Bu nedenle çıktı açığı çok önemli bir gösterge.
Merkez Bankası 22 Mayıs 2025 Tarihli 2025 Yılı II. Enflasyon Raporu’nda; ‘..Yılın ilk çeyreğinde toplam talep koşullarının enflasyonu düşürücü etkisinin bir önceki Rapor dönemine göre azaldığı, çıktı açığının nötr seviyeye yakın seyrettiği tahmin edilmektedir. Bununla beraber, talep koşullarının, finansal koşullardaki sıkılaşma ve küresel gelişmelerin etkisiyle yılın kalanında dezenflasyonist patikayla daha uyumlu olacağı öngörülmektedir.’ diyerek talep koşullarının daralacağını ve dolayısıyla üretimin düşeceğini söylüyor bize.

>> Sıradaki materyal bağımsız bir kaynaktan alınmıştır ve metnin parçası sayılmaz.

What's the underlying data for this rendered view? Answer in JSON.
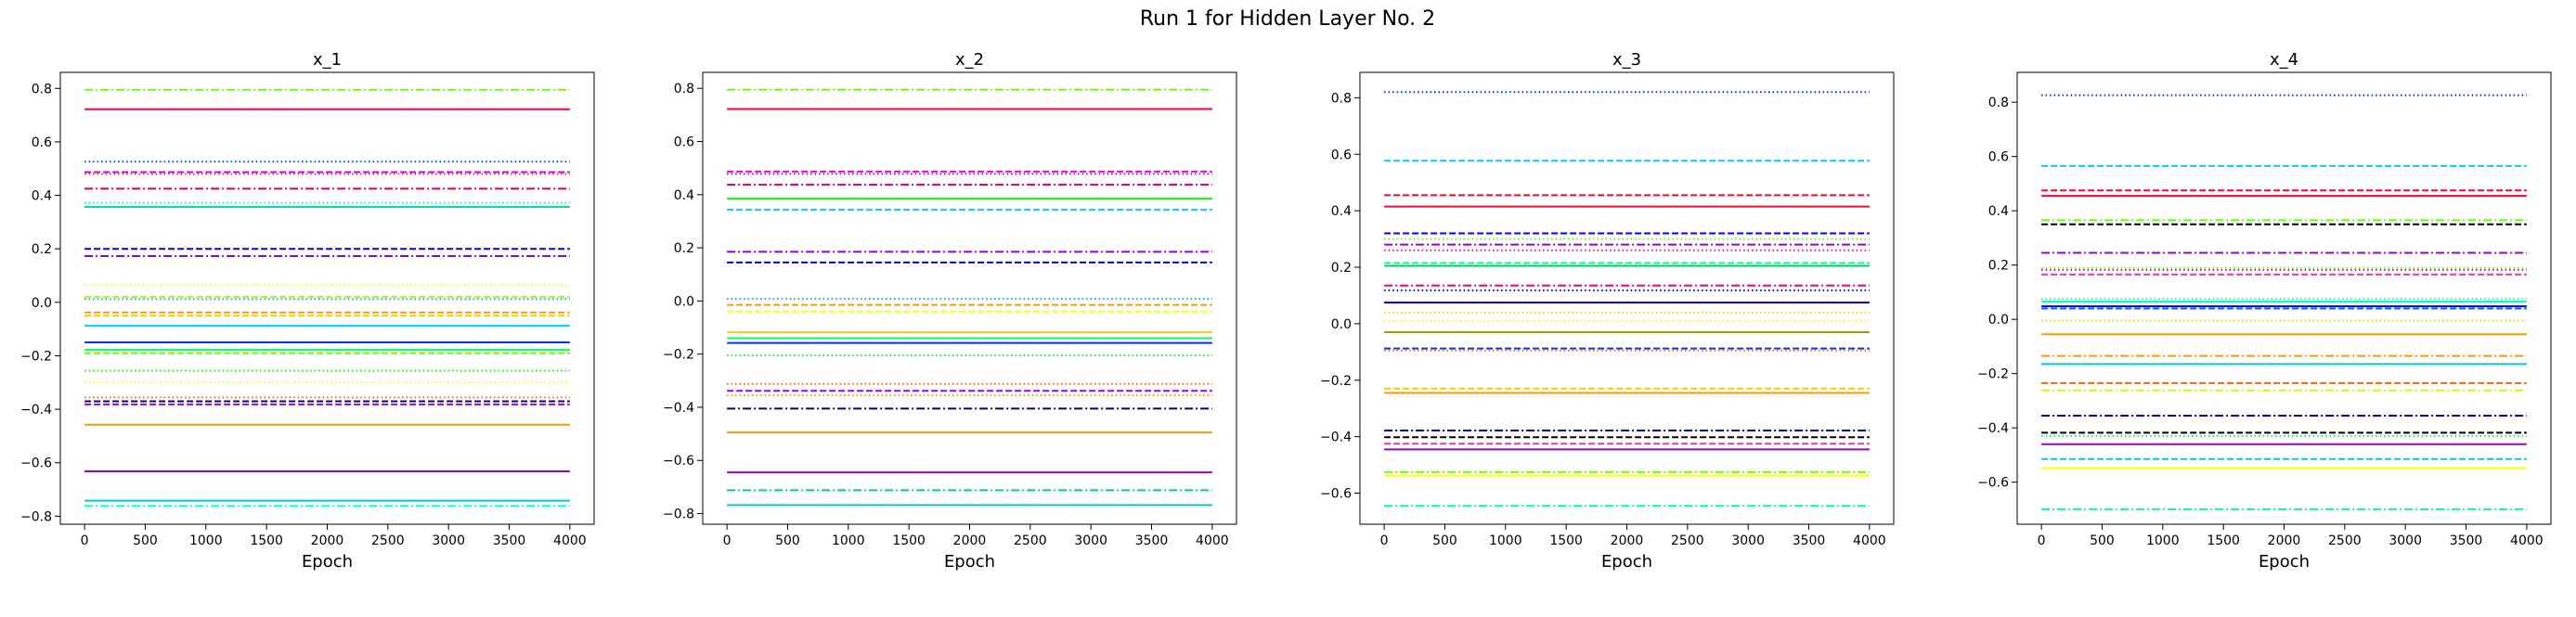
{
  "figure": {
    "title": "Run 1 for Hidden Layer No. 2"
  },
  "chart_data": [
    {
      "type": "line",
      "title": "x_1",
      "xlabel": "Epoch",
      "ylabel": "",
      "xlim": [
        -200,
        4200
      ],
      "ylim": [
        -0.83,
        0.86
      ],
      "xticks": [
        0,
        500,
        1000,
        1500,
        2000,
        2500,
        3000,
        3500,
        4000
      ],
      "yticks": [
        -0.8,
        -0.6,
        -0.4,
        -0.2,
        0.0,
        0.2,
        0.4,
        0.6,
        0.8
      ],
      "x_range": [
        0,
        4000
      ],
      "grid": false,
      "series": [
        {
          "color": "#66ff00",
          "dash": "dashdot",
          "values": [
            0.795,
            0.795
          ]
        },
        {
          "color": "#ff0033",
          "dash": "solid",
          "values": [
            0.722,
            0.722
          ]
        },
        {
          "color": "#0044ff",
          "dash": "dotted",
          "values": [
            0.526,
            0.526
          ]
        },
        {
          "color": "#cc00ff",
          "dash": "dashed",
          "values": [
            0.487,
            0.487
          ]
        },
        {
          "color": "#ff3300",
          "dash": "dotted",
          "values": [
            0.48,
            0.48
          ]
        },
        {
          "color": "#cc0066",
          "dash": "dashdot",
          "values": [
            0.425,
            0.425
          ]
        },
        {
          "color": "#00ff99",
          "dash": "dotted",
          "values": [
            0.372,
            0.372
          ]
        },
        {
          "color": "#00ddaa",
          "dash": "solid",
          "values": [
            0.357,
            0.357
          ]
        },
        {
          "color": "#0000ff",
          "dash": "dashed",
          "values": [
            0.2,
            0.2
          ]
        },
        {
          "color": "#9900cc",
          "dash": "dashdot",
          "values": [
            0.173,
            0.173
          ]
        },
        {
          "color": "#ffff00",
          "dash": "dotted",
          "values": [
            0.064,
            0.064
          ]
        },
        {
          "color": "#aaff00",
          "dash": "dashed",
          "values": [
            0.02,
            0.02
          ]
        },
        {
          "color": "#00aaff",
          "dash": "dotted",
          "values": [
            0.012,
            0.012
          ]
        },
        {
          "color": "#ff9900",
          "dash": "dashed",
          "values": [
            -0.038,
            -0.038
          ]
        },
        {
          "color": "#ffcc00",
          "dash": "dashed",
          "values": [
            -0.05,
            -0.05
          ]
        },
        {
          "color": "#00ccff",
          "dash": "solid",
          "values": [
            -0.088,
            -0.088
          ]
        },
        {
          "color": "#0033ff",
          "dash": "solid",
          "values": [
            -0.15,
            -0.15
          ]
        },
        {
          "color": "#00ff66",
          "dash": "solid",
          "values": [
            -0.178,
            -0.178
          ]
        },
        {
          "color": "#66ff00",
          "dash": "dashed",
          "values": [
            -0.19,
            -0.19
          ]
        },
        {
          "color": "#00ff00",
          "dash": "dotted",
          "values": [
            -0.256,
            -0.256
          ]
        },
        {
          "color": "#ffff00",
          "dash": "dotted",
          "values": [
            -0.3,
            -0.3
          ]
        },
        {
          "color": "#ff6600",
          "dash": "dotted",
          "values": [
            -0.356,
            -0.356
          ]
        },
        {
          "color": "#000088",
          "dash": "dashed",
          "values": [
            -0.37,
            -0.37
          ]
        },
        {
          "color": "#9900ff",
          "dash": "dashed",
          "values": [
            -0.382,
            -0.382
          ]
        },
        {
          "color": "#ff9900",
          "dash": "solid",
          "values": [
            -0.458,
            -0.458
          ]
        },
        {
          "color": "#9900cc",
          "dash": "solid",
          "values": [
            -0.632,
            -0.632
          ]
        },
        {
          "color": "#00cccc",
          "dash": "solid",
          "values": [
            -0.742,
            -0.742
          ]
        },
        {
          "color": "#00ffcc",
          "dash": "dashdot",
          "values": [
            -0.762,
            -0.762
          ]
        }
      ]
    },
    {
      "type": "line",
      "title": "x_2",
      "xlabel": "Epoch",
      "ylabel": "",
      "xlim": [
        -200,
        4200
      ],
      "ylim": [
        -0.84,
        0.86
      ],
      "xticks": [
        0,
        500,
        1000,
        1500,
        2000,
        2500,
        3000,
        3500,
        4000
      ],
      "yticks": [
        -0.8,
        -0.6,
        -0.4,
        -0.2,
        0.0,
        0.2,
        0.4,
        0.6,
        0.8
      ],
      "x_range": [
        0,
        4000
      ],
      "grid": false,
      "series": [
        {
          "color": "#66ff00",
          "dash": "dashdot",
          "values": [
            0.795,
            0.795
          ]
        },
        {
          "color": "#ff0033",
          "dash": "solid",
          "values": [
            0.722,
            0.722
          ]
        },
        {
          "color": "#ff00cc",
          "dash": "dashed",
          "values": [
            0.487,
            0.487
          ]
        },
        {
          "color": "#9900ff",
          "dash": "dotted",
          "values": [
            0.478,
            0.478
          ]
        },
        {
          "color": "#cc0066",
          "dash": "dashdot",
          "values": [
            0.437,
            0.437
          ]
        },
        {
          "color": "#00ff00",
          "dash": "solid",
          "values": [
            0.385,
            0.385
          ]
        },
        {
          "color": "#00ccff",
          "dash": "dashed",
          "values": [
            0.343,
            0.343
          ]
        },
        {
          "color": "#9900cc",
          "dash": "dashdot",
          "values": [
            0.185,
            0.185
          ]
        },
        {
          "color": "#0000cc",
          "dash": "dashed",
          "values": [
            0.145,
            0.145
          ]
        },
        {
          "color": "#00aaff",
          "dash": "dotted",
          "values": [
            0.008,
            0.008
          ]
        },
        {
          "color": "#ff9900",
          "dash": "dashed",
          "values": [
            -0.015,
            -0.015
          ]
        },
        {
          "color": "#ffff00",
          "dash": "dashed",
          "values": [
            -0.04,
            -0.04
          ]
        },
        {
          "color": "#ffcc00",
          "dash": "solid",
          "values": [
            -0.118,
            -0.118
          ]
        },
        {
          "color": "#00ff66",
          "dash": "solid",
          "values": [
            -0.14,
            -0.14
          ]
        },
        {
          "color": "#0033ff",
          "dash": "solid",
          "values": [
            -0.158,
            -0.158
          ]
        },
        {
          "color": "#00ff00",
          "dash": "dotted",
          "values": [
            -0.205,
            -0.205
          ]
        },
        {
          "color": "#ff6600",
          "dash": "dotted",
          "values": [
            -0.312,
            -0.312
          ]
        },
        {
          "color": "#9900ff",
          "dash": "dashed",
          "values": [
            -0.338,
            -0.338
          ]
        },
        {
          "color": "#ff9900",
          "dash": "dotted",
          "values": [
            -0.355,
            -0.355
          ]
        },
        {
          "color": "#000088",
          "dash": "dashdot",
          "values": [
            -0.405,
            -0.405
          ]
        },
        {
          "color": "#ff9900",
          "dash": "solid",
          "values": [
            -0.495,
            -0.495
          ]
        },
        {
          "color": "#9900cc",
          "dash": "solid",
          "values": [
            -0.645,
            -0.645
          ]
        },
        {
          "color": "#00cc99",
          "dash": "dashdot",
          "values": [
            -0.712,
            -0.712
          ]
        },
        {
          "color": "#00cccc",
          "dash": "solid",
          "values": [
            -0.768,
            -0.768
          ]
        }
      ]
    },
    {
      "type": "line",
      "title": "x_3",
      "xlabel": "Epoch",
      "ylabel": "",
      "xlim": [
        -200,
        4200
      ],
      "ylim": [
        -0.71,
        0.89
      ],
      "xticks": [
        0,
        500,
        1000,
        1500,
        2000,
        2500,
        3000,
        3500,
        4000
      ],
      "yticks": [
        -0.6,
        -0.4,
        -0.2,
        0.0,
        0.2,
        0.4,
        0.6,
        0.8
      ],
      "x_range": [
        0,
        4000
      ],
      "grid": false,
      "series": [
        {
          "color": "#0033cc",
          "dash": "dotted",
          "values": [
            0.82,
            0.82
          ]
        },
        {
          "color": "#00ccff",
          "dash": "dashed",
          "values": [
            0.577,
            0.577
          ]
        },
        {
          "color": "#ff0033",
          "dash": "dashed",
          "values": [
            0.455,
            0.455
          ]
        },
        {
          "color": "#ff0033",
          "dash": "solid",
          "values": [
            0.415,
            0.415
          ]
        },
        {
          "color": "#0000ff",
          "dash": "dashed",
          "values": [
            0.32,
            0.32
          ]
        },
        {
          "color": "#66ff00",
          "dash": "dotted",
          "values": [
            0.3,
            0.3
          ]
        },
        {
          "color": "#9900cc",
          "dash": "dashdot",
          "values": [
            0.28,
            0.28
          ]
        },
        {
          "color": "#ff00aa",
          "dash": "dotted",
          "values": [
            0.26,
            0.26
          ]
        },
        {
          "color": "#00ff99",
          "dash": "dashed",
          "values": [
            0.215,
            0.215
          ]
        },
        {
          "color": "#00cc66",
          "dash": "solid",
          "values": [
            0.205,
            0.205
          ]
        },
        {
          "color": "#ff0066",
          "dash": "dashdot",
          "values": [
            0.135,
            0.135
          ]
        },
        {
          "color": "#0000ff",
          "dash": "dotted",
          "values": [
            0.118,
            0.118
          ]
        },
        {
          "color": "#0000aa",
          "dash": "solid",
          "values": [
            0.075,
            0.075
          ]
        },
        {
          "color": "#ffcc00",
          "dash": "dotted",
          "values": [
            0.04,
            0.04
          ]
        },
        {
          "color": "#ffff00",
          "dash": "dotted",
          "values": [
            0.01,
            0.01
          ]
        },
        {
          "color": "#88aa00",
          "dash": "solid",
          "values": [
            -0.03,
            -0.03
          ]
        },
        {
          "color": "#0033ff",
          "dash": "dashed",
          "values": [
            -0.088,
            -0.088
          ]
        },
        {
          "color": "#ff6600",
          "dash": "dotted",
          "values": [
            -0.095,
            -0.095
          ]
        },
        {
          "color": "#ffcc00",
          "dash": "dashed",
          "values": [
            -0.23,
            -0.23
          ]
        },
        {
          "color": "#ff9900",
          "dash": "solid",
          "values": [
            -0.245,
            -0.245
          ]
        },
        {
          "color": "#0000cc",
          "dash": "dashdot",
          "values": [
            -0.378,
            -0.378
          ]
        },
        {
          "color": "#000000",
          "dash": "dashed",
          "values": [
            -0.402,
            -0.402
          ]
        },
        {
          "color": "#ff3399",
          "dash": "dashed",
          "values": [
            -0.425,
            -0.425
          ]
        },
        {
          "color": "#9900cc",
          "dash": "solid",
          "values": [
            -0.445,
            -0.445
          ]
        },
        {
          "color": "#66ff00",
          "dash": "dashdot",
          "values": [
            -0.525,
            -0.525
          ]
        },
        {
          "color": "#ffff00",
          "dash": "solid",
          "values": [
            -0.538,
            -0.538
          ]
        },
        {
          "color": "#00ff99",
          "dash": "dashdot",
          "values": [
            -0.645,
            -0.645
          ]
        }
      ]
    },
    {
      "type": "line",
      "title": "x_4",
      "xlabel": "Epoch",
      "ylabel": "",
      "xlim": [
        -200,
        4200
      ],
      "ylim": [
        -0.755,
        0.91
      ],
      "xticks": [
        0,
        500,
        1000,
        1500,
        2000,
        2500,
        3000,
        3500,
        4000
      ],
      "yticks": [
        -0.6,
        -0.4,
        -0.2,
        0.0,
        0.2,
        0.4,
        0.6,
        0.8
      ],
      "x_range": [
        0,
        4000
      ],
      "grid": false,
      "series": [
        {
          "color": "#0033cc",
          "dash": "dotted",
          "values": [
            0.826,
            0.826
          ]
        },
        {
          "color": "#00ccff",
          "dash": "dashed",
          "values": [
            0.565,
            0.565
          ]
        },
        {
          "color": "#ff0033",
          "dash": "dashed",
          "values": [
            0.475,
            0.475
          ]
        },
        {
          "color": "#ff0033",
          "dash": "solid",
          "values": [
            0.455,
            0.455
          ]
        },
        {
          "color": "#66ff00",
          "dash": "dashdot",
          "values": [
            0.365,
            0.365
          ]
        },
        {
          "color": "#000000",
          "dash": "dashed",
          "values": [
            0.35,
            0.35
          ]
        },
        {
          "color": "#9900cc",
          "dash": "dashdot",
          "values": [
            0.245,
            0.245
          ]
        },
        {
          "color": "#66ff00",
          "dash": "dotted",
          "values": [
            0.19,
            0.19
          ]
        },
        {
          "color": "#cc0099",
          "dash": "dotted",
          "values": [
            0.182,
            0.182
          ]
        },
        {
          "color": "#ff3399",
          "dash": "dashed",
          "values": [
            0.165,
            0.165
          ]
        },
        {
          "color": "#00ff99",
          "dash": "dotted",
          "values": [
            0.075,
            0.075
          ]
        },
        {
          "color": "#00ffcc",
          "dash": "solid",
          "values": [
            0.065,
            0.065
          ]
        },
        {
          "color": "#0000ff",
          "dash": "solid",
          "values": [
            0.048,
            0.048
          ]
        },
        {
          "color": "#0066ff",
          "dash": "dashed",
          "values": [
            0.04,
            0.04
          ]
        },
        {
          "color": "#ffcc00",
          "dash": "dotted",
          "values": [
            -0.005,
            -0.005
          ]
        },
        {
          "color": "#ff9900",
          "dash": "solid",
          "values": [
            -0.055,
            -0.055
          ]
        },
        {
          "color": "#ff9900",
          "dash": "dashdot",
          "values": [
            -0.135,
            -0.135
          ]
        },
        {
          "color": "#00cccc",
          "dash": "solid",
          "values": [
            -0.165,
            -0.165
          ]
        },
        {
          "color": "#ff6600",
          "dash": "dashed",
          "values": [
            -0.235,
            -0.235
          ]
        },
        {
          "color": "#ccff00",
          "dash": "dashdot",
          "values": [
            -0.262,
            -0.262
          ]
        },
        {
          "color": "#0000cc",
          "dash": "dashdot",
          "values": [
            -0.355,
            -0.355
          ]
        },
        {
          "color": "#000000",
          "dash": "dashed",
          "values": [
            -0.418,
            -0.418
          ]
        },
        {
          "color": "#00ff66",
          "dash": "dotted",
          "values": [
            -0.43,
            -0.43
          ]
        },
        {
          "color": "#9900cc",
          "dash": "solid",
          "values": [
            -0.46,
            -0.46
          ]
        },
        {
          "color": "#00cccc",
          "dash": "dashed",
          "values": [
            -0.515,
            -0.515
          ]
        },
        {
          "color": "#ffff00",
          "dash": "solid",
          "values": [
            -0.548,
            -0.548
          ]
        },
        {
          "color": "#00ff99",
          "dash": "dashdot",
          "values": [
            -0.7,
            -0.7
          ]
        }
      ]
    }
  ]
}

Sorun, politikanın maliye bacağının olmaması
Burada tek istenmeyen durum ihracatın daralmış olması. Kurdaki seviye ve içeride artan maliyetler Türk ihraç ürünlerinin pahalı olmasının sebebi. Yıllarca kur etkisi ile işçilik maliyetlerini düşürmeye, TL’nin değer kaybı ile katma değersiz ürünlerden kazanç sağlamaya alışmış bir kısım ihracatçı için bu yeni durum alışılmadık bir süreç. Yönetebilmek çok zor.
Geçmişte hükümetin yanlış ekonomi politikalarının destekçisi olup, olmaz şartlarda faiz indirimi isteyenlerin ve elde ettikleri ucuz kaynakları verimlilik artışı sağlayıcı, maliyet düşürücü alanlara yatıramayanların baş edeceği bir durum değil elbette.

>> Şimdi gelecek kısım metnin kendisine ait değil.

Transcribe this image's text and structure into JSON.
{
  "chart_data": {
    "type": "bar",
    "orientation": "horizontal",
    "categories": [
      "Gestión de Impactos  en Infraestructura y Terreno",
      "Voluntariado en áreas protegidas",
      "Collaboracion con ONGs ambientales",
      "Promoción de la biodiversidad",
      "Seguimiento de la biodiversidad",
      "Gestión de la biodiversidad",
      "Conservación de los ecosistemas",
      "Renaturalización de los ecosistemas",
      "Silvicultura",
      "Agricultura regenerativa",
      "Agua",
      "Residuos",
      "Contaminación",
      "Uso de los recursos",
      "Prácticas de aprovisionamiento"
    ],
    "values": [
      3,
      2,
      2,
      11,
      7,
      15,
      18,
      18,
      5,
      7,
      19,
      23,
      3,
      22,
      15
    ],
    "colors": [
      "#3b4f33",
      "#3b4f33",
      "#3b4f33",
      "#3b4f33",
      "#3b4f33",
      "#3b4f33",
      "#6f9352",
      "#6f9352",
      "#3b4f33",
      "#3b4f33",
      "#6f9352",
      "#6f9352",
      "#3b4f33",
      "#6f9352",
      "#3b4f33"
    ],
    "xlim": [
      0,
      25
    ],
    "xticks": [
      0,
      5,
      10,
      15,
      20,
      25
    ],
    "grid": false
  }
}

İşini iyi yapanlar için ise mevcut durumla başa çıkabilmek adına mutlaka maliye politikasının devreye girmesi, özellikle istihdam tarafında desteklerin artması şart.
Başından beri söylüyorum. Programın maliye politikası bacağı yok. Sorun aslında birazda buradan kaynaklanıyor.